Secret Rendezvous

by Kobo Abe. This is a truly bizarre Japanese novel. It reminded me a lot of Abe’s last book, Kangaroo Notebook, but also of some of the more surreal novels of Haruki Murakami (Dance, Dance, Dance in particular). The protagonist is a shoe salesman whose wife has been taken away in an ambulance. When he goes to the hospital, he discovers that she has vanished and tries to investigate, only to find himself caught up in the system of sex-crazed patients and sexually dysfunctional hospital staff. This is not a book for the sex-squeamish.

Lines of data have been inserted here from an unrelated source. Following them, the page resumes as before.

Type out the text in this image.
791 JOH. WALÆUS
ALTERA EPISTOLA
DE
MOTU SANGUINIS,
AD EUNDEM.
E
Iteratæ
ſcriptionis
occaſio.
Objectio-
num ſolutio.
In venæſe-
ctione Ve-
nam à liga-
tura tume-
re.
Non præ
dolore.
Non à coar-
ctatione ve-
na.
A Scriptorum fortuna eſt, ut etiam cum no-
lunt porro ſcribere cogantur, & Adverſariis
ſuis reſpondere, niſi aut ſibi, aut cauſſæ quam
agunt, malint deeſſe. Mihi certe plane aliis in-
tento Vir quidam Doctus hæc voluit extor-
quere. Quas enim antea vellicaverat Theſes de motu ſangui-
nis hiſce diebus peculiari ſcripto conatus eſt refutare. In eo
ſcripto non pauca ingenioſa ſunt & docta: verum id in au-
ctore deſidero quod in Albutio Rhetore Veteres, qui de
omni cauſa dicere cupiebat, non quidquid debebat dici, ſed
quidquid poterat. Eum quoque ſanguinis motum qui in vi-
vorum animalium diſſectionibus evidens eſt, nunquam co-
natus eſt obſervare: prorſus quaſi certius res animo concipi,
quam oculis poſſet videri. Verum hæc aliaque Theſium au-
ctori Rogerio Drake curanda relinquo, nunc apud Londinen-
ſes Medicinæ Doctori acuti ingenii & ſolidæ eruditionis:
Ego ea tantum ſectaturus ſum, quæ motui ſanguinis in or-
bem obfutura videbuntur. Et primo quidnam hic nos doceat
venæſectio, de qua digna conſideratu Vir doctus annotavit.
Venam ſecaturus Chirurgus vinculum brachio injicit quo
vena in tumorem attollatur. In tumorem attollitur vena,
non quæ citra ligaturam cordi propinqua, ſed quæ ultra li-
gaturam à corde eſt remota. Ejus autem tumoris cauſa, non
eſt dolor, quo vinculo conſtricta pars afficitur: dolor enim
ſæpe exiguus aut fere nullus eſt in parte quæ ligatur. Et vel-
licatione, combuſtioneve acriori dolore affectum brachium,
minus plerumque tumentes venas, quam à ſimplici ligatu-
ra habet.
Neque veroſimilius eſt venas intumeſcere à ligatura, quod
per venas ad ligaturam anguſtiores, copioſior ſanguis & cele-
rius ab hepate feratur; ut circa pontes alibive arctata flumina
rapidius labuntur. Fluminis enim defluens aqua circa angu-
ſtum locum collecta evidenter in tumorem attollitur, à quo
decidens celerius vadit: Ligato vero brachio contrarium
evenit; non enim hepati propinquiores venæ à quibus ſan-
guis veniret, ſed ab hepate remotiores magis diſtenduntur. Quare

Like other of Abe’s novels, the outlook on life is pretty grim, but many of the situations he constructs are hilarious, especially the interactions between the narrator and his boss on the investigation, who wants to be a horse (and has found a novel way of achieving this goal). The book is told through a series of notebooks from the investigation, written by the narrator (who is forced to refer to himself in the third person for much of the time). It is hard to keep track of time in the writing, but the breaks between the formalism of the investigation and the narrator’s comments in the middle is one of the fun parts in the reading.

All in all, I wouldn’t say this is Abe’s best book, but it has a surreal quality about it that fans of Murakami or of Stanislaw Lem’s Memoirs Found In A Bathtub would like.